As U.S. and European regulators continue to deal with the aftershocks of the FTX meltdown in late 2022, East Asia is emerging as a global leader in cryptocurrency regulation. Japan and South Korea in particular are preparing comprehensive cryptocurrency legislation that aims to protect the rights of crypto investors, with some of these regulations already in place, while other ones are expected to come into force later this year.
One reason that these countries are so focused on pushing forward wide-ranging regulations is that they both faced intense crypto turbulence long before the implosion of FTX. For years, Japanese investors have been the victims of hacks against crypto exchanges, which prompted regulators to demand exchanges separate customer and corporate assets, require most exchange assets to be kept in cold wallets, and compel exchanges to maintain significant reserve capital to hedge against risk. These regulations meant that FTX Japan’s customer assets remained essentially unscathed.
In South Korea, government regulators started working on the Digital Asset Basic Act (DABA) in June 2022, a month after the collapse of stablecoin issuer Terra, which was co-founded by Korean national Do Kwon.
Now, the Web3 Project Team of Japan’s ruling Liberal Democratic Party is proposing a slew of regulations that cover NFTs, DAOs, and stablecoin trading licenses. Meanwhile, South Korea’s legislature is debating 17 crypto proposals for DABA on a bipartisan basis that addresses areas such as reserve requirements, NFTs, and the metaverse.

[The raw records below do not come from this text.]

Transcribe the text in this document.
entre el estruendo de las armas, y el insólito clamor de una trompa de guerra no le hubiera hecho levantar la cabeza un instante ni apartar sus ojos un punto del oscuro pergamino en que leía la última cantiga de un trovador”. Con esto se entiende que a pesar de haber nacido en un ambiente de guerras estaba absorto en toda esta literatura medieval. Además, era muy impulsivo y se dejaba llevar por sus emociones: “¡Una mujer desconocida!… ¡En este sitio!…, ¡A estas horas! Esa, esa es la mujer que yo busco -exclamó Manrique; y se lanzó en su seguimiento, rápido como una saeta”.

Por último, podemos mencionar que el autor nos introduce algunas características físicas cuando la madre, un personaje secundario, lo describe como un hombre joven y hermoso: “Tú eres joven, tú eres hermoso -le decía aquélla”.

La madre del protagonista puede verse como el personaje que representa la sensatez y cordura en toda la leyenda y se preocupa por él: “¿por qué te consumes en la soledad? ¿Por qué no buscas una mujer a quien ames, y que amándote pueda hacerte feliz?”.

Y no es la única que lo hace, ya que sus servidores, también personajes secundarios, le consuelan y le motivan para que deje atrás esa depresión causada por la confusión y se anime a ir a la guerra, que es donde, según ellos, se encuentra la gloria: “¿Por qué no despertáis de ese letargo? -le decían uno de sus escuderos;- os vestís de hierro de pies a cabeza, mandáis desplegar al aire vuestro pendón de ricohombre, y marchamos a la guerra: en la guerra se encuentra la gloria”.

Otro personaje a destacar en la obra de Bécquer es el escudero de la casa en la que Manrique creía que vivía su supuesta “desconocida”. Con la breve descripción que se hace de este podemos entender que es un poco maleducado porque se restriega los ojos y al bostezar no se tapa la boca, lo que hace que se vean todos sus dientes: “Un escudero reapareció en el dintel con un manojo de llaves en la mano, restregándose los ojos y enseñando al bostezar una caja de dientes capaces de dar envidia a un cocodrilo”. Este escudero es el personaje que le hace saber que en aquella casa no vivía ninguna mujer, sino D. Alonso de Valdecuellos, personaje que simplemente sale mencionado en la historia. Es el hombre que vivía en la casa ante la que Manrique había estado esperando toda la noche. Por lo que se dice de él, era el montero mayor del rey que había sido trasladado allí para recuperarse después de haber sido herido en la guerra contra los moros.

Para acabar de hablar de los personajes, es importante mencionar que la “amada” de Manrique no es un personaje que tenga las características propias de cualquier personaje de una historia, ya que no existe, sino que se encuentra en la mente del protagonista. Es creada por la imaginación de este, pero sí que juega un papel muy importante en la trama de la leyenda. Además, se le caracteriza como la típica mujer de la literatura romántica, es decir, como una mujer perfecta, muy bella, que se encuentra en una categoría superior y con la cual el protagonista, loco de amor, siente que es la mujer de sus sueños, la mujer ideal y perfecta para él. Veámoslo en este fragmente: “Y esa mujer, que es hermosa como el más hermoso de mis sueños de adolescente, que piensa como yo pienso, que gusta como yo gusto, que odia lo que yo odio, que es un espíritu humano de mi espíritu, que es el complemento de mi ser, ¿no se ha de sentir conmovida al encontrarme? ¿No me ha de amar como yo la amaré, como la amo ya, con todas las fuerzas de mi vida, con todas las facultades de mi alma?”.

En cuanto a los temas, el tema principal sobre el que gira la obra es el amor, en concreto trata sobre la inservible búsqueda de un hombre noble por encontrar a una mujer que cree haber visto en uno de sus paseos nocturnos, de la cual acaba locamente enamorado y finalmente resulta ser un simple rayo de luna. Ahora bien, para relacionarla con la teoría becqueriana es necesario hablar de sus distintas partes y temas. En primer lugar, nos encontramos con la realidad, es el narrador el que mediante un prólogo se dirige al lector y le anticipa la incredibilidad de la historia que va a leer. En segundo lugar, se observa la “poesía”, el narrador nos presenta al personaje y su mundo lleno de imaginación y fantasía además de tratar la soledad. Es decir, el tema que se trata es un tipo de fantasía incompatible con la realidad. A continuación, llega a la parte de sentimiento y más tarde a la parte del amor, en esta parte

Adding in the already-strict cryptocurrency regulations in mainland China and the digital asset policies announced by Hong Kong this past autumn, East Asia now arguably boasts the world’s most mature crypto legislation. However, the regulations still reflect the significant differences that exist among East Asian nations.

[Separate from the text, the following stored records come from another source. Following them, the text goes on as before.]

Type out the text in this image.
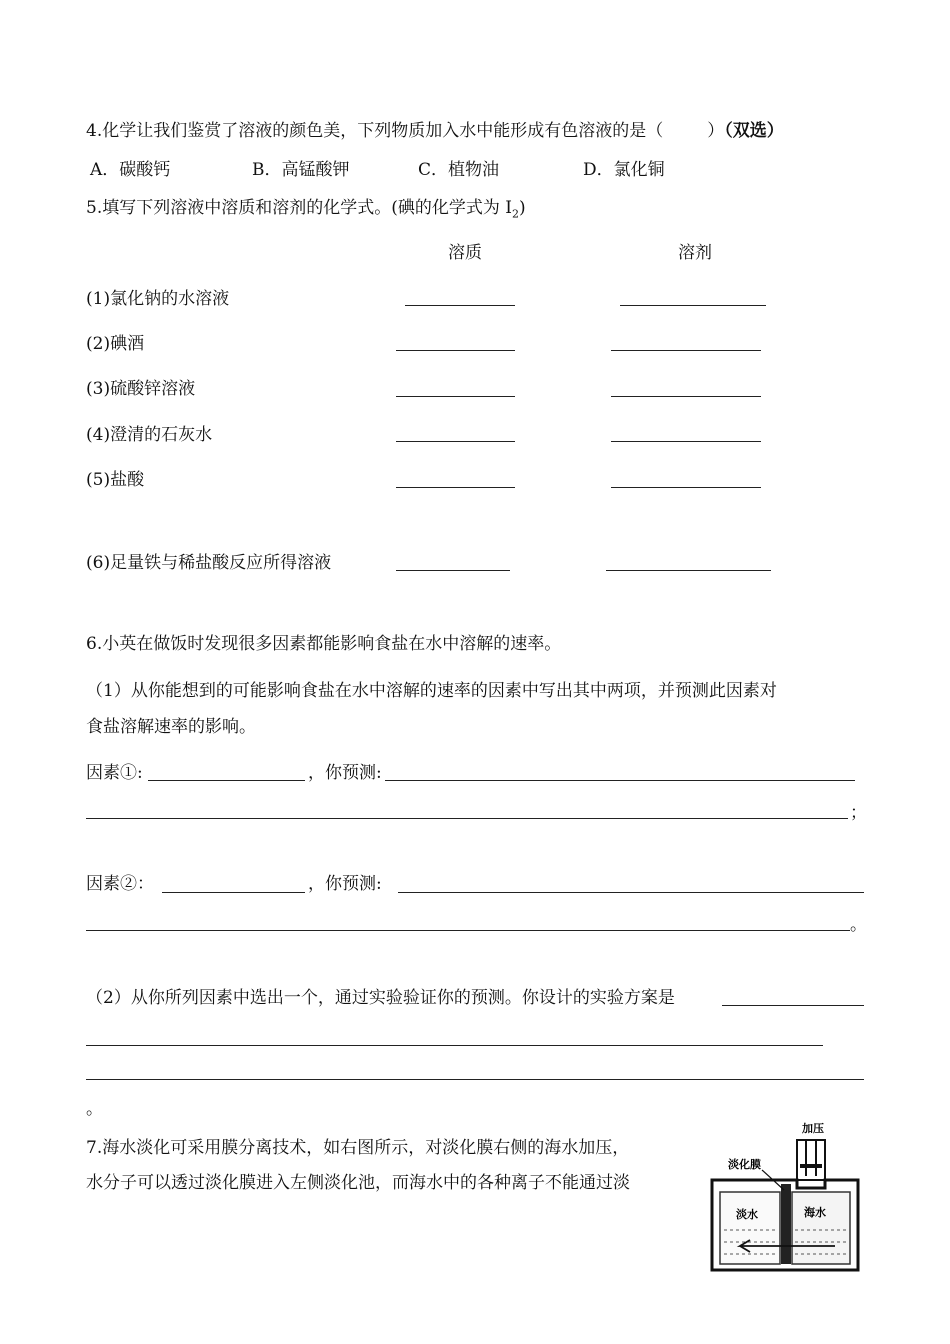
4.化学让我们鉴赏了溶液的颜色美，下列物质加入水中能形成有色溶液的是（	）（双选）
A．碳酸钙	B．高锰酸钾	C．植物油	D．氯化铜
5.填写下列溶液中溶质和溶剂的化学式。(碘的化学式为 $I_2$)
溶质	溶剂
(1)氯化钠的水溶液
(2)碘酒
(3)硫酸锌溶液
(4)澄清的石灰水
(5)盐酸
(6)足量铁与稀盐酸反应所得溶液
6.小英在做饭时发现很多因素都能影响食盐在水中溶解的速率。
（1）从你能想到的可能影响食盐在水中溶解的速率的因素中写出其中两项，并预测此因素对
食盐溶解速率的影响。
因素①:	，你预测:
；
因素②：	，你预测:
。
（2）从你所列因素中选出一个，通过实验验证你的预测。你设计的实验方案是
。
7.海水淡化可采用膜分离技术，如右图所示，对淡化膜右侧的海水加压，
水分子可以透过淡化膜进入左侧淡化池，而海水中的各种离子不能通过淡
加压
淡化膜
淡水	海水
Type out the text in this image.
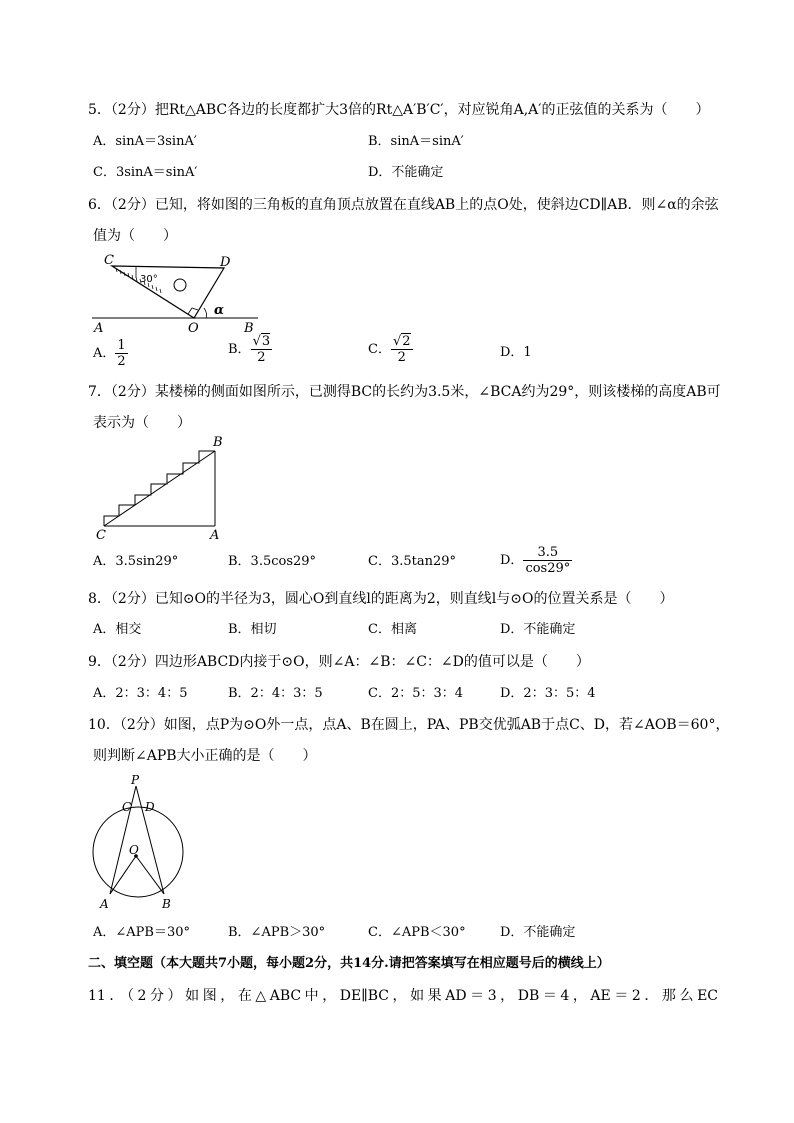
5．（2分）把Rt△ABC各边的长度都扩大3倍的Rt△A′B′C′，对应锐角A,A′的正弦值的关系为（　　）
A．sinA＝3sinA′	B．sinA＝sinA′
C．3sinA＝sinA′	D．不能确定
6．（2分）已知，将如图的三角板的直角顶点放置在直线AB上的点O处，使斜边CD∥AB．则∠α的余弦
值为（　　）
C	D
30°
α
A	O	B
A． $\frac{1}{2}$	B． $\frac{√3}{2}$	C． $\frac{√2}{2}$	D．1
7．（2分）某楼梯的侧面如图所示，已测得BC的长约为3.5米，∠BCA约为29°，则该楼梯的高度AB可
表示为（　　）
B
C	A
A．3.5sin29°	B．3.5cos29°	C．3.5tan29°	D． $\frac{3.5}{\cos 29^\circ}$
8．（2分）已知⊙O的半径为3，圆心O到直线l的距离为2，则直线l与⊙O的位置关系是（　　）
A．相交	B．相切	C．相离	D．不能确定
9．（2分）四边形ABCD内接于⊙O，则∠A：∠B：∠C：∠D的值可以是（　　）
A．2：3：4：5	B．2：4：3：5	C．2：5：3：4	D．2：3：5：4
10．（2分）如图，点P为⊙O外一点，点A、B在圆上，PA、PB交优弧AB于点C、D，若∠AOB＝60°，
则判断∠APB大小正确的是（　　）
P
C D
O
A	B
A．∠APB＝30°	B．∠APB＞30°	C．∠APB＜30°	D．不能确定
二、填空题（本大题共7小题，每小题2分，共14分.请把答案填写在相应题号后的横线上）
11．（2分）如图，在△ABC中，DE∥BC，如果AD＝3，DB＝4，AE＝2．那么EC
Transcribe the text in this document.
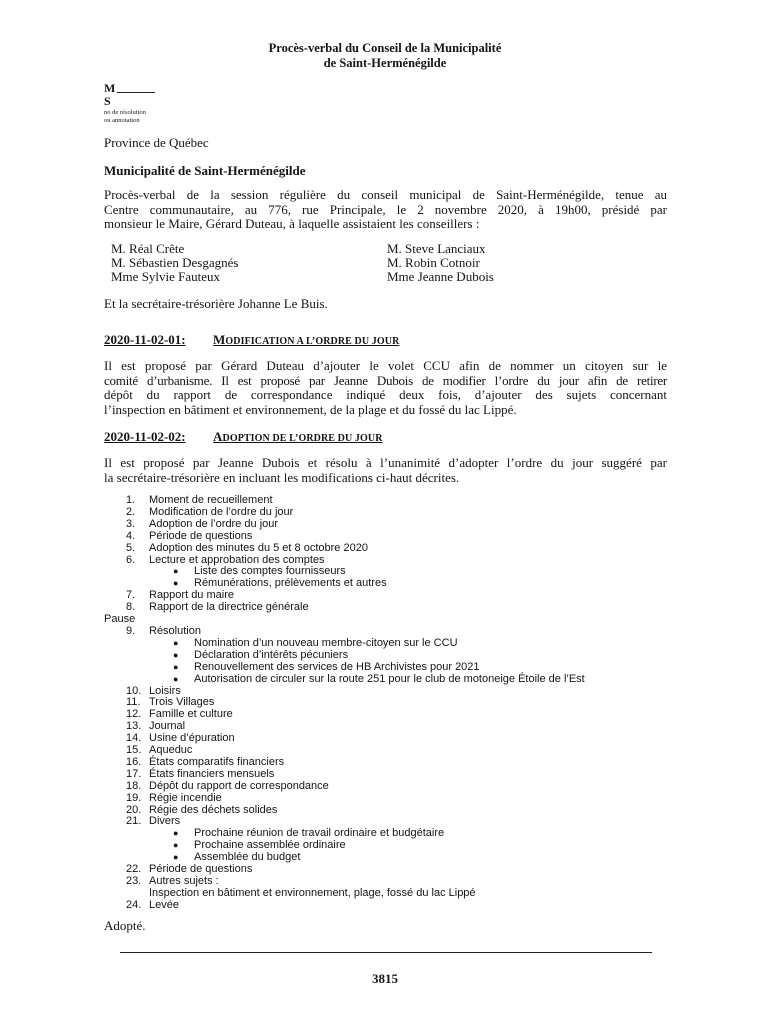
Procès-verbal du Conseil de la Municipalité
de Saint-Herménégilde
M
S
no de résolution
ou annotation
Province de Québec
Municipalité de Saint-Herménégilde
Procès-verbal de la session régulière du conseil municipal de Saint-Herménégilde, tenue au
Centre communautaire, au 776, rue Principale, le 2 novembre 2020, à 19h00, présidé par
monsieur le Maire, Gérard Duteau, à laquelle assistaient les conseillers :
M. Réal Crête
M. Sébastien Desgagnés
Mme Sylvie Fauteux
M. Steve Lanciaux
M. Robin Cotnoir
Mme Jeanne Dubois
Et la secrétaire-trésorière Johanne Le Buis.
2020-11-02-01:	MODIFICATION A L’ORDRE DU JOUR
Il est proposé par Gérard Duteau d’ajouter le volet CCU afin de nommer un citoyen sur le
comité d’urbanisme. Il est proposé par Jeanne Dubois de modifier l’ordre du jour afin de retirer
dépôt du rapport de correspondance indiqué deux fois, d’ajouter des sujets concernant
l’inspection en bâtiment et environnement, de la plage et du fossé du lac Lippé.
2020-11-02-02:	ADOPTION DE L’ORDRE DU JOUR
Il est proposé par Jeanne Dubois et résolu à l’unanimité d’adopter l’ordre du jour suggéré par
la secrétaire-trésorière en incluant les modifications ci-haut décrites.
1. Moment de recueillement
2. Modification de l’ordre du jour
3. Adoption de l’ordre du jour
4. Période de questions
5. Adoption des minutes du 5 et 8 octobre 2020
6. Lecture et approbation des comptes
● Liste des comptes fournisseurs
● Rémunérations, prélèvements et autres
7. Rapport du maire
8. Rapport de la directrice générale
Pause
9. Résolution
● Nomination d’un nouveau membre-citoyen sur le CCU
● Déclaration d’intérêts pécuniers
● Renouvellement des services de HB Archivistes pour 2021
● Autorisation de circuler sur la route 251 pour le club de motoneige Étoile de l’Est
10. Loisirs
11. Trois Villages
12. Famille et culture
13. Journal
14. Usine d’épuration
15. Aqueduc
16. États comparatifs financiers
17. États financiers mensuels
18. Dépôt du rapport de correspondance
19. Régie incendie
20. Régie des déchets solides
21. Divers
● Prochaine réunion de travail ordinaire et budgétaire
● Prochaine assemblée ordinaire
● Assemblée du budget
22. Période de questions
23. Autres sujets :
Inspection en bâtiment et environnement, plage, fossé du lac Lippé
24. Levée
Adopté.
3815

While factors like global regulatory cooperation and influence from tech giants such as Samsung have a notable impact on regulations in Japan and South Korea, respectively, China’s crypto regulation ecosystem — including its initiatives to develop Web3 and the metaverse — is almost completely state-owned and driven.
As such, the People’s Republic of China has no incentive to allow cryptocurrency trading within its territory or to relax the government’s influence over national tech giants anytime soon.
Going forward, it will be interesting to observe how China, Japan, and South Korea each promote their immense cultural resources and IPs in the metaverse according to their respective regulatory frameworks.
In addition, the competition between financial hubs like Hong Kong and Singapore, and between ambitious countries like Japan and South Korea in attracting digital assets will also likely intensify. However this competition ultimately plays out, East Asia is poised to play a major role in global crypto legislation in 2023 and potentially set the tone for broader regulations in other key global markets worldwide.